A prova mais consistente do efeito antineoplásico da aspirina tem-se verificado na redução do risco do cancro colo-retal (CCR) e na recorrência dos pólipos adenomatosos.1-6 Relativamente a outras neoplasias (como a esofágica, gástrica, biliar, prostática e mamária, e ainda metástases à distância, tanto iniciais como subsequentes),6-8 têm sido revelados também dados interessantes, com reduções de risco de cancro em cerca de 21%, embora com benefício apenas após 5 anos de terapêutica, e ainda uma redução na mortalidade por cancro em FU até 20 anos.7-9 Um estudo que avaliou 51 ensaios randomizados demonstrou que a aspirina, independentemente da dose, reduzia significativamente a mortalidade por cancro em 15% (benefício observado aos 3 anos com doses altas de AAS, > 300mg/dia; e aos 5 anos para doses baixas, <300 mg/dia).10 Por outro lado, estudos realizados a nível de prevenção primária revelaram que a aspirina não se associava à redução de risco de CCR em FU de 10 a 15 anos,11,12 nem à diminuição da incidência ou mortalidade de cancro em geral.11

Vários estudos levantam a hipótese do efeito antineoplásico da aspirina estar relacionado com a sua ação antiplaquetária (pela inibição irreversível da COX-2, que leva à diminuição da síntese de prostaglandinas, que podem inibir o crescimento tumoral) no crescimento e disseminação de células tumorais, bem como o seu início,1,3,7,8,13 já que se verifica um aumento da atividade plaquetária nos doentes com cancro, e esta ativação plaquetária é um dos pontos-chave da disseminação tumoral.13

Até hoje não foram ainda atualizadas as recomendações da US Preventive Task Force (USPTF) sobre este assunto, sendo que as de 2007 ainda não propunham a utilização da aspirina como quimioprevenção primária, relativamente ao CCR. É referido, no documento, que o uso crónico de AAS aumenta o risco de hemorragia gastrointestinal e AVC hemorrágico, bem como o de insuficiência renal e hipertensão.2 Neste sentido o risco hemorrágico tem vindo a ser averiguado, sendo que uma meta-análise de 2011 permitiu aferir que basta tratar com AAS 261 pacientes durante um período de 6,9 anos para que um deles tenha um evento hemorrágico major (Number Needed to Harm = 261).14

Calculando o Number Needed to Treat do uso de aspirina a partir dos 23 estudos incluídos nesta meta-análise (FU médio de 2,5 anos), resulta o valor de 323 e, mais especificamente, de 173, calculando-o a partir dos 11 estudos que avaliaram a morte por cancro, o que traduz uma necessidade de tratar 173 pacientes com AAS, durante 2,8 anos (tempo médio de FU dos 11 estudos) para que um deles tenha benefício (evicção de morte por cancro).

Estudos apontam para que o fator mais importante na redução do cancro seja a duração da exposição à aspirina,8 apesar de ainda não terem sido definidas a menor dose eficaz, a duração do tratamento, a população alvo ideal ou os efeitos mais específicos na sobrevida.1

Saliente-se, por fim, que as conclusões deste estudo, por terem sido noticiadas pela comunicação social aquando da sua publicação, poderão condicionar um incremento na solicitação da prescrição deste fármaco por utentes e doentes mais bem informados, ou até mesmo de alguns o iniciarem sem conhecimento ou aconselhamento médico.

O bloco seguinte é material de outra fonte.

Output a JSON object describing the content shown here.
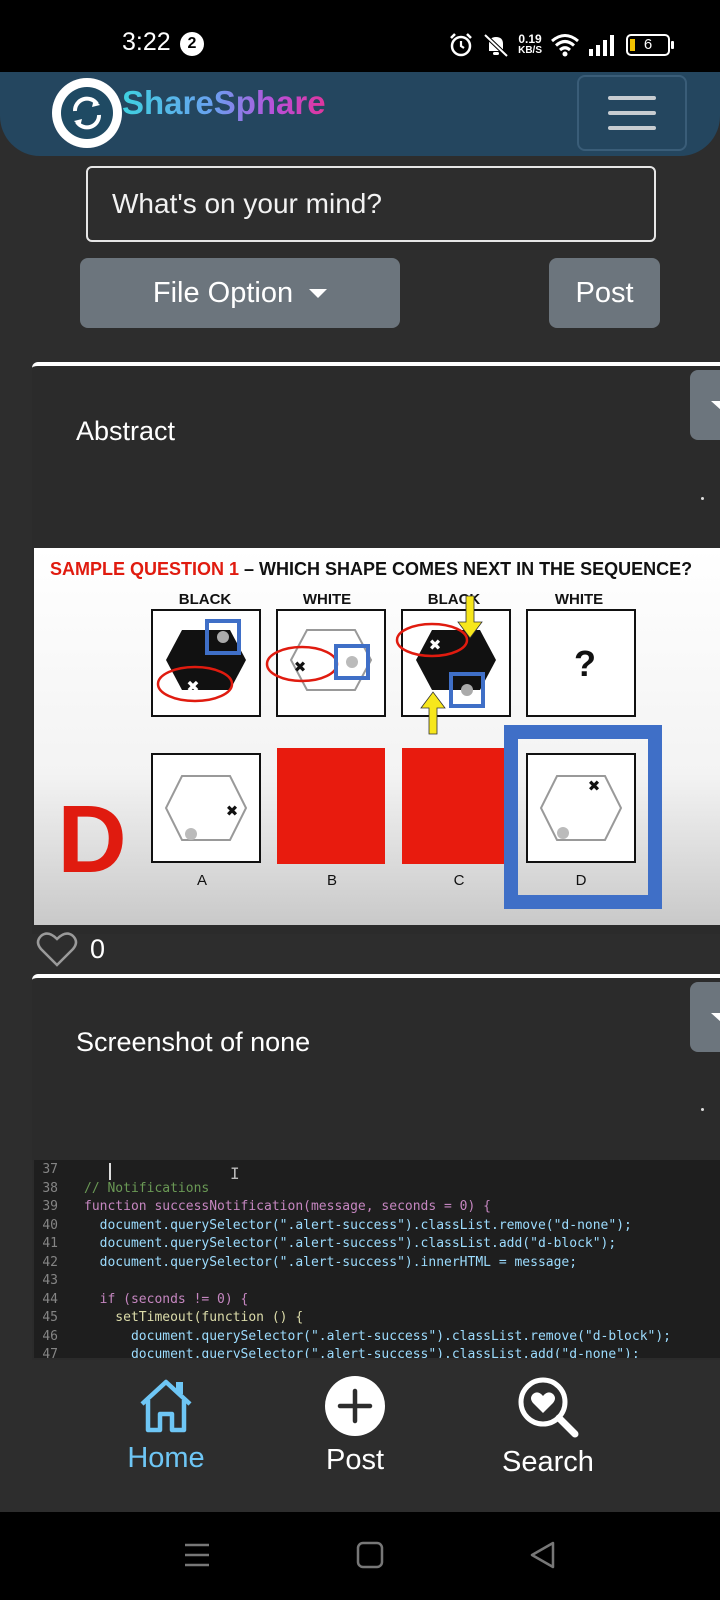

Por tudo isto, as autoras são da opinião que o efeito benéfico da aspirina sobre o cancro deverá ser objeto de mais estudos.

 

REFERÊNCIAS BIBLIOGRÁFICAS

1. Ferrández A, Piazuelo E, Castells A. Aspirin and the prevention of colorectal cancer. Best Pract Res Clin Gastroenterol 2012 Apr; 26 (2): 185-95.         [ Links ]

2. US Preventive Services Task Force. Routine aspirin or nonsteroidal anti-inflammatory drugs for the primary prevention of colorectal cancer: US Preventive Services Task Force recommendation statement. Ann Intern Med 2007 Mar 6; 146 (5): 361-64.         [ Links ]

3. Cole BF, Logan RF, Halabi S, Benamouziq R, Sandler RS, Grainge MJ, et al. Aspirin for the chemoprevention of colorectal adenomas: meta-analysis of the randomized trials. J Natl Cancer Inst 2009 Feb 18; 101 (4): 256-66.         [ Links ]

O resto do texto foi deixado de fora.